Interview: Avi

How did you become a children’s book writer?

I made up my mind to become a writer in high school, a playwright.  A Broadway playwright. That sure didn’t work, though there were flickers of interest. Reluctantly (believe or not) I took up cartooning. By then I had a son. He liked to climb on my lap and ask for a story. I’d always tell him to choose the subject. “A garbage truck.” “Rain.” With such prompts I invented stories.

Around the same time a picture book editor saw my art work, and urged me to write a book. “I’m an artist, not a writer.” She said “Then write a book and illustrate it.” I did. In quick time the art was ditched but the stories remained.  My first book, Things That Sometimes Happen—consist of those stories I told my son. It was published in 1970.  A rewritten version of it is still in print. Writing that book reminded me how much I loved kids’ books. There’s your beginning.

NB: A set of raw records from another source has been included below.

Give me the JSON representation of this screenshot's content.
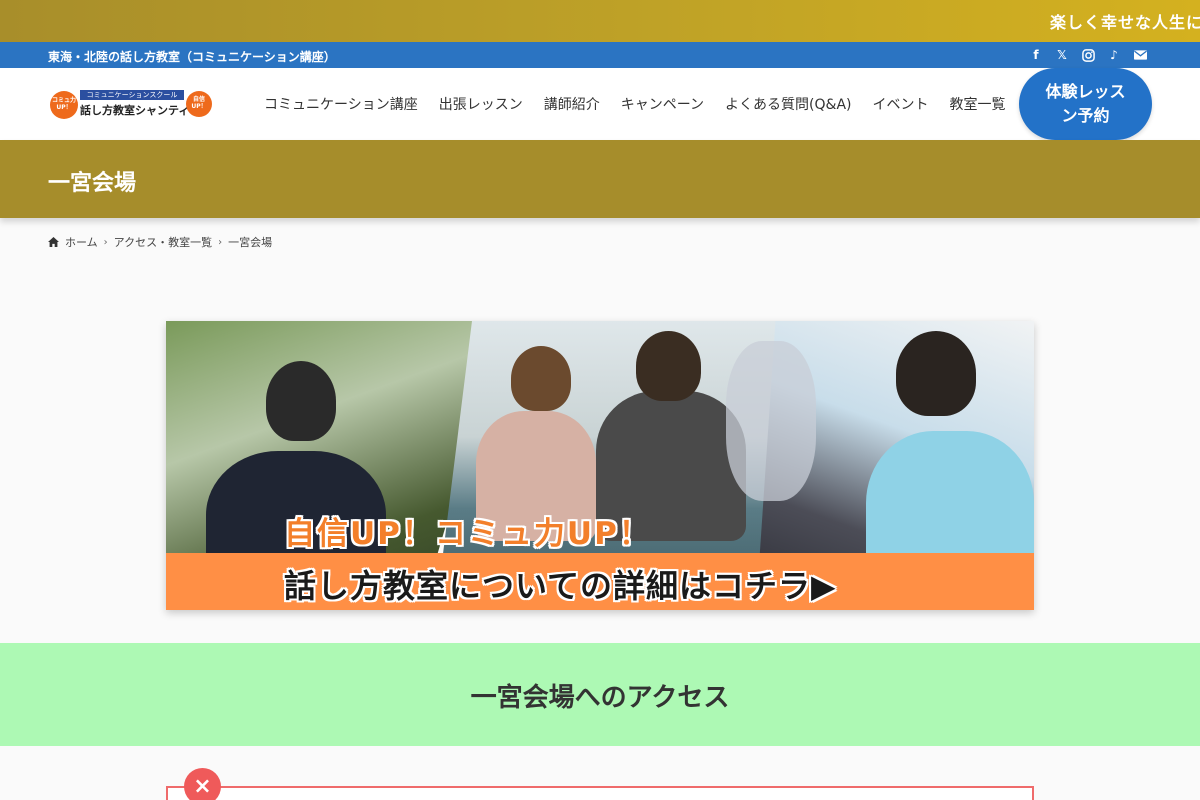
{
  "ticker": {
    "text": "楽しく幸せな人生に変"
  },
  "topbar": {
    "text": "東海・北陸の話し方教室（コミュニケーション講座）"
  },
  "social": [
    "facebook-icon",
    "x-icon",
    "instagram-icon",
    "tiktok-icon",
    "mail-icon"
  ],
  "logo": {
    "badge_left": "コミュ力 UP！",
    "small_text": "コミュニケーションスクール",
    "main_text": "話し方教室シャンティ",
    "badge_right": "自信 UP！"
  },
  "nav": {
    "items": [
      {
        "label": "コミュニケーション講座"
      },
      {
        "label": "出張レッスン"
      },
      {
        "label": "講師紹介"
      },
      {
        "label": "キャンペーン"
      },
      {
        "label": "よくある質問(Q&A)"
      },
      {
        "label": "イベント"
      },
      {
        "label": "教室一覧"
      }
    ],
    "cta": "体験レッスン予約"
  },
  "page": {
    "title": "一宮会場"
  },
  "breadcrumb": {
    "home": "ホーム",
    "parent": "アクセス・教室一覧",
    "current": "一宮会場"
  },
  "banner": {
    "headline": "自信UP！コミュ力UP！",
    "cta": "話し方教室についての詳細はコチラ▶"
  },
  "access": {
    "title": "一宮会場へのアクセス"
  },
  "notice": {
    "icon": "close-icon"
  },
  "colors": {
    "accent_gold": "#a68d2b",
    "topbar_blue": "#2b74c2",
    "cta_blue": "#2372c8",
    "banner_orange": "#ff8f45",
    "access_green": "#adf9b4",
    "notice_red": "#ef5a5a"
  }
}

When did you start writing novels?

By the time I had my own kids I needed a stable income. I became a librarian, working first at the NY Public Library.  Then I became a librarian at what has become the State College of New Jersey.  When there, my son—the same one mentioned above—had a costume party: super hero stuff.  (One kid came dressed as Snoopy!) The third book I wrote was No More Magic loosely based on what happened at that party and the town in New Jersey where we lived. It was nominated for the Mystery Writers’ annual award. By then there was no turning back. I was a writer of children’s books.

And the historical fiction?

In 1947 Simon and Schuster published A History of the United States, the first truly pictorial history of the USA. I must have read it a thousand times.  I still own that very book. It made history vivid and utterly absorbing for me.  At the University of Wisconsin, I had two majors: Theatre and History.  My early plays were historical dramas. I still read history for fun.

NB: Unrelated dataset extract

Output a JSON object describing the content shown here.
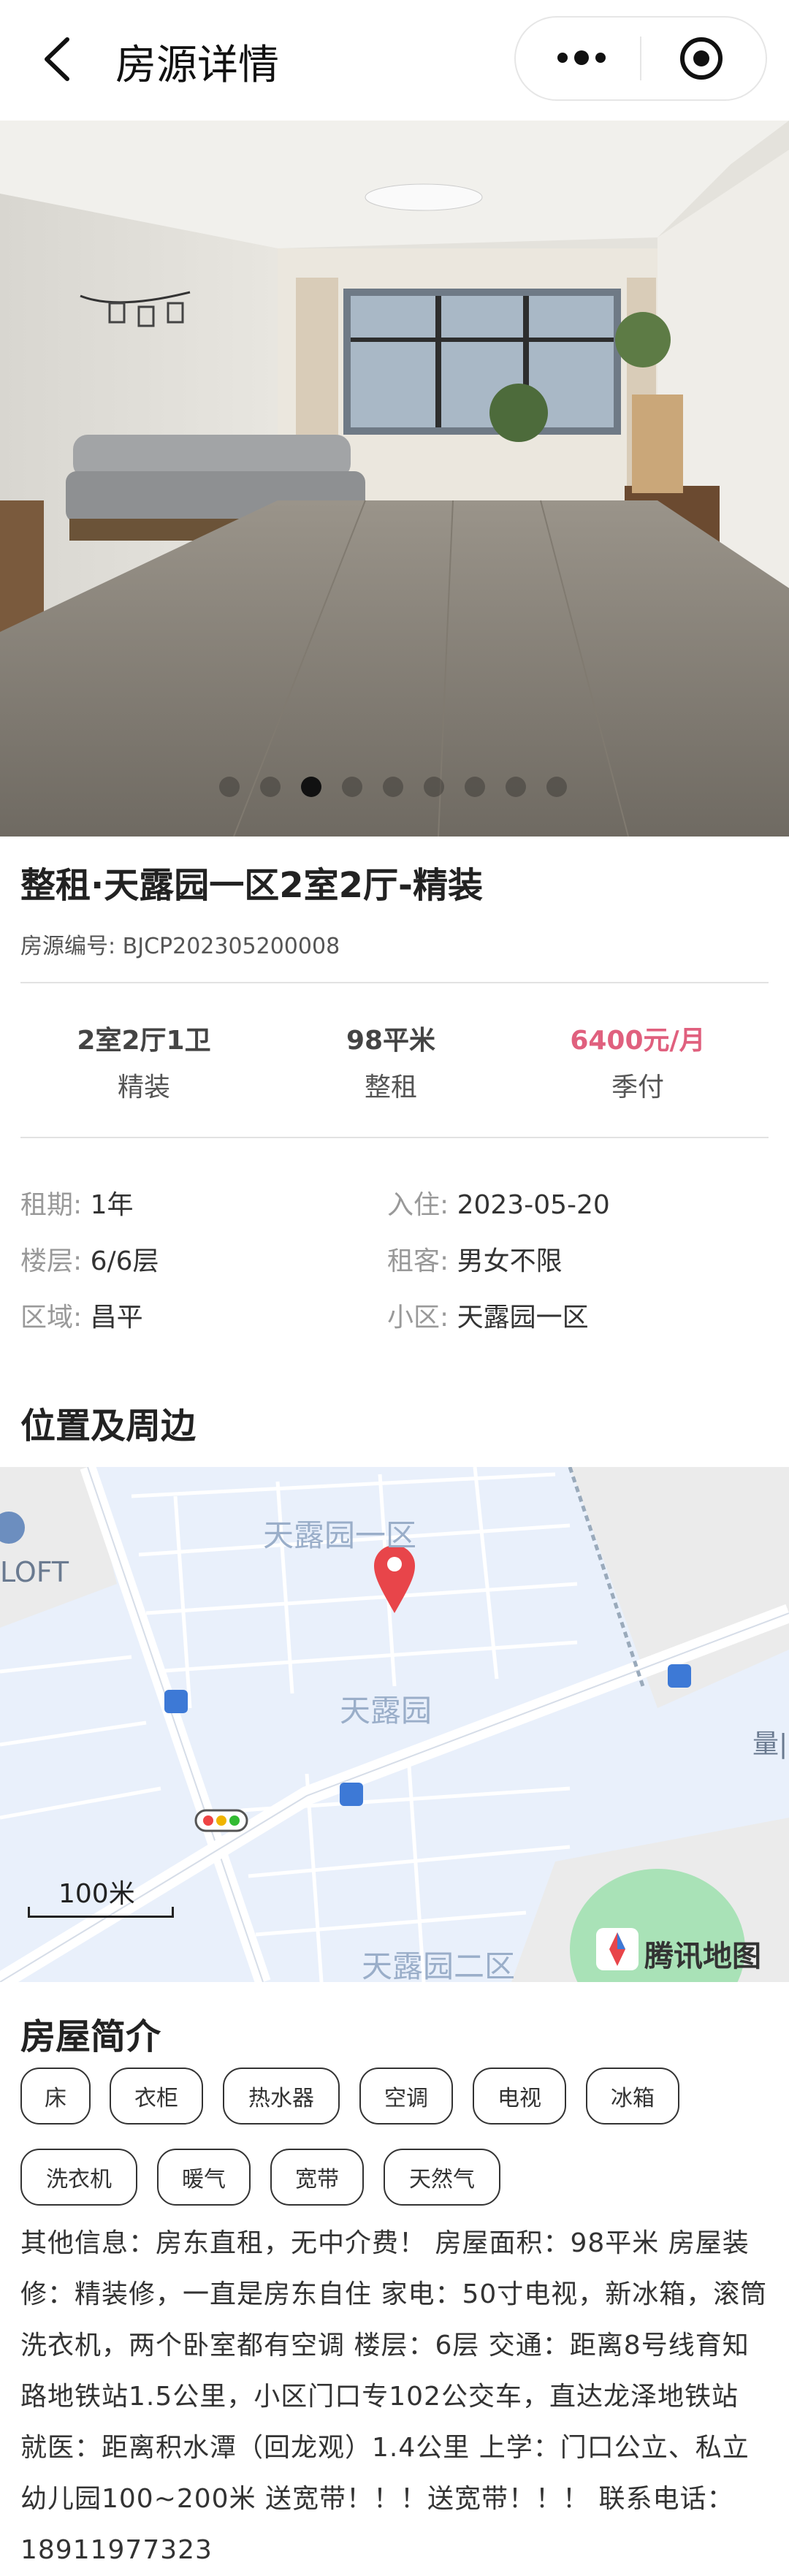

After I wrote No More Magic, I wrote Captain Gray, a novel set in the post-Revolutionary war period.

People often reference your historical knowledge and detail. Where does that come from?

That’s the librarian in me.  At the college where I worked I taught students how to do research.  I find it wonderfully exciting, endlessly fascinating. Recently, writing about a famous event, I learned (when doing research) that there was an almost full moon that night two hundred years ago. No wonder it happened at that time! Serendipity is candy for writers.

Writing the just published Gold Rush Girl there is a vast library about San Francisco at that time.  People lived in tents. But I learned they also lived in Bamboo house imported from China, and iron house shipped in from New York City.  Best of all there was this vast fleet of abandoned ships—abandoned because the crews went off to search for gold—with this wonderful name “Rotten Row.” How could I resist such stuff? Rotten Row became the core of the book.  But of course, the story comes first. Still all that detail enabled me to invent a wonderful rich—as in detail—tale about people who came alive.

But–shortly after it was published I came upon a collection of Daguerreotypes (an early form of photography) of gold rush San Francisco people. And there she was: my heroine, Tory Blaisdell, looking and dressing exactly as I described her in the book, even to a Bowie knife in her belt! It was a wonderful confirmation of my research, my exploring Tory’s character, and the story I had written. Except as I looked at the picture, I had this eerie thought: maybe I was not writing fiction.  Maybe it was channeled–a true story!  Tory’s tale!

What is your writing process?

In two words: endless rewriting.  Endless. That includes reading it aloud to my wife, and to kids in a favorite local school. There is no such thing as a perfect book—not by me anyway—but I do try.  A story has to flow from start to finish with no speed bumps.  In one sense a novel is a logical revelation, logical in the sense that is must all be linked, cause and effect.  Or, as I like to say, I can’t write a good opening line of a book until I’ve written a good last line.

What is the role of an editor for you?

A good editor helps you discover (and deliver) the book you are writing.  Working with an editor who is smart, who challenges me, who has wit, who has a sense of fun, of whom you grow fond —is one of the great joys of my writing life.

What advice would you give would-be writers?

Read. Read. Read. And read some more. And more.  And more. In time—hopefully—your thinking will be like writing.  Thus my mantra: “Writers don’t write writing. They write reading.”

Avi comes from a family of writers going back to the 19th Century.  He has just published his 80th book, The Button War (Candlewick) and has won many awards for his work, including a Newbery Award and two Newbery Honors.  He and his wife live in a log house high in the Colorado Rocky Mountains, in the middle of a forest.  Their five children are all grown-up.

One thought on “Interview: Avi

  1. Avi – I’ve read Iron Thunder, City of Orphans, The Player King, and The Most Important Thing. I’ve quickly become a big fan of yours and I look forward to reading more of your work. I also use your books as mentor texts also and they are most useful.